College of Bioinformatics Science and Technology, Harbin Medical University, Harbin, 150081, Heilongjiang, China.
J Transl Med. 2021 Dec 14;19(1):509. doi: 10.1186/s12967-021-03179-5.
Emerging evidence has revealed that some long intergenic non-coding RNAs (lincRNAs) are likely to form clusters on the same chromosome, and lincRNA genomic clusters might play critical roles in the pathophysiological mechanism. However, the comprehensive investigation of lincRNA clustering is rarely studied, particularly the characterization of their functional significance across different cancer types.
In this study, we firstly constructed a computational method basing a sliding window approach for systematically identifying lincRNA genomic clusters. We then dissected these lincRNA genomic clusters to identify common characteristics in cooperative expression, conservation among divergent species, targeted miRNAs, and CNV frequency. Next, we performed comprehensive analyses in differentially-expressed patterns and overall survival outcomes for patients from The Cancer Genome Atlas (TCGA) and The Genotype-Tissue Expression (GTEx) across multiple cancer types. Finally, we explored the underlying mechanisms of lincRNA genomic clusters by functional enrichment analysis, pathway analysis, and drug-target interaction.
We identified lincRNA genomic clusters according to the algorithm. Clustering lincRNAs tended to be co-expressed, highly conserved, targeted by more miRNAs, and with similar deletion and duplication frequency, suggesting that lincRNA genomic clusters may exert their effects by acting in combination. We further systematically explored conserved and cancer-specific lincRNA genomic clusters, indicating they were involved in some important mechanisms of disease occurrence through diverse approaches. Furthermore, lincRNA genomic clusters can serve as biomarkers with potential clinical significance and involve in specific pathological processes in the development of cancer. Moreover, a lincRNA genomic cluster named Cluster127 in DLK1-DIO3 imprinted locus was discovered, which contained MEG3, MEG8, MEG9, MIR381HG, LINC02285, AL132709.5, and AL132709.1. Further analysis indicated that Cluster127 may have the potential for predicting prognosis in cancer and could play their roles by participating in the regulation of PI3K-AKT signaling pathway.
Clarification of the lincRNA genomic clusters specific roles in human cancers could be beneficial for understanding the molecular pathogenesis of different cancer types.

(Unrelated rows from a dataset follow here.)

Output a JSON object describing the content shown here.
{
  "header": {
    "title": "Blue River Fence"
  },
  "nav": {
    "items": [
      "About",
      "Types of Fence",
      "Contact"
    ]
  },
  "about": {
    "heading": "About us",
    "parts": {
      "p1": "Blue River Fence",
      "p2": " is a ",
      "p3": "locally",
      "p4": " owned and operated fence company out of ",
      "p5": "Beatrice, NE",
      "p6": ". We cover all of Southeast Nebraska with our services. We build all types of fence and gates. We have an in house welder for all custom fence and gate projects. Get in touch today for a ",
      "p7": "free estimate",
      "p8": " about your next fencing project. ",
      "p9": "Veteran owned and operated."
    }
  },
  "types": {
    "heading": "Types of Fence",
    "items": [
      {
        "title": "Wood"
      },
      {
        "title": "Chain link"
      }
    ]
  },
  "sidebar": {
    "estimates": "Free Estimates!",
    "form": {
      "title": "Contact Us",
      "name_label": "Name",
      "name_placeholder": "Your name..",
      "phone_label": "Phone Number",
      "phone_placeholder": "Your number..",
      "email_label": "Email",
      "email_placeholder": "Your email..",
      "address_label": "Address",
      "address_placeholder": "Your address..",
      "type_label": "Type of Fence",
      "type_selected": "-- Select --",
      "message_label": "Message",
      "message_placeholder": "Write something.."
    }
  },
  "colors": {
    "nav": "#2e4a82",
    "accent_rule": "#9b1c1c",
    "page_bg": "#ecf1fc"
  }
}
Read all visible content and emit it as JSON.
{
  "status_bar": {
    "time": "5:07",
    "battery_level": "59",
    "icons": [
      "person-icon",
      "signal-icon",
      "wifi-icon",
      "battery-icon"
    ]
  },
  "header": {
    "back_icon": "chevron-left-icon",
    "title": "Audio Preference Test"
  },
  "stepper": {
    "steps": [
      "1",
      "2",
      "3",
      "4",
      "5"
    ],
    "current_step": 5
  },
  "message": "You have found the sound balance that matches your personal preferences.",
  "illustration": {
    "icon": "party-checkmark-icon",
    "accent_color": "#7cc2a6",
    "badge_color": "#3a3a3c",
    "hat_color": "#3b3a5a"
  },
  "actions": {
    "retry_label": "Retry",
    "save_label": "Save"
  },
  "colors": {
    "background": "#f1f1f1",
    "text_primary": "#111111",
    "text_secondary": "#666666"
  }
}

新出现的证据表明,一些长的基因间非编码 RNA(lncRNA)可能在同一染色体上形成簇,lncRNA 基因组簇可能在病理生理机制中发挥关键作用。然而,lncRNA 聚类的全面研究很少,特别是在不同癌症类型中对其功能意义的表征。
在本研究中,我们首先构建了一种基于滑动窗口方法的计算方法,用于系统地识别 lincRNA 基因组簇。然后,我们剖析了这些 lincRNA 基因组簇,以确定在合作表达、不同物种间的保守性、靶向 miRNA 和 CNV 频率方面的共同特征。接下来,我们对来自癌症基因组图谱(TCGA)和基因型组织表达(GTEx)的不同癌症类型的患者的差异表达模式和总生存结果进行了全面分析。最后,我们通过功能富集分析、通路分析和药物-靶标相互作用探索了 lincRNA 基因组簇的潜在机制。
我们根据算法确定了 lincRNA 基因组簇。聚类 lincRNA 倾向于共表达、高度保守、被更多的 miRNA 靶向,并且具有相似的缺失和重复频率,这表明 lincRNA 基因组簇可能通过组合作用发挥作用。我们进一步系统地探索了保守和癌症特异性的 lincRNA 基因组簇,表明它们通过多种途径参与了疾病发生的一些重要机制。此外,lincRNA 基因组簇可以作为具有潜在临床意义的生物标志物,并参与癌症发展中的特定病理过程。此外,在 DLK1-DIO3 印记基因座中发现了一个名为 Cluster127 的 lincRNA 基因组簇,其中包含 MEG3、MEG8、MEG9、MIR381HG、LINC02285、AL132709.5 和 AL132709.1。进一步分析表明,Cluster127 可能具有预测癌症预后的潜力,并通过参与 PI3K-AKT 信号通路的调节发挥作用。
阐明 lincRNA 基因组簇在人类癌症中的特定作用,有助于理解不同癌症类型的分子发病机制。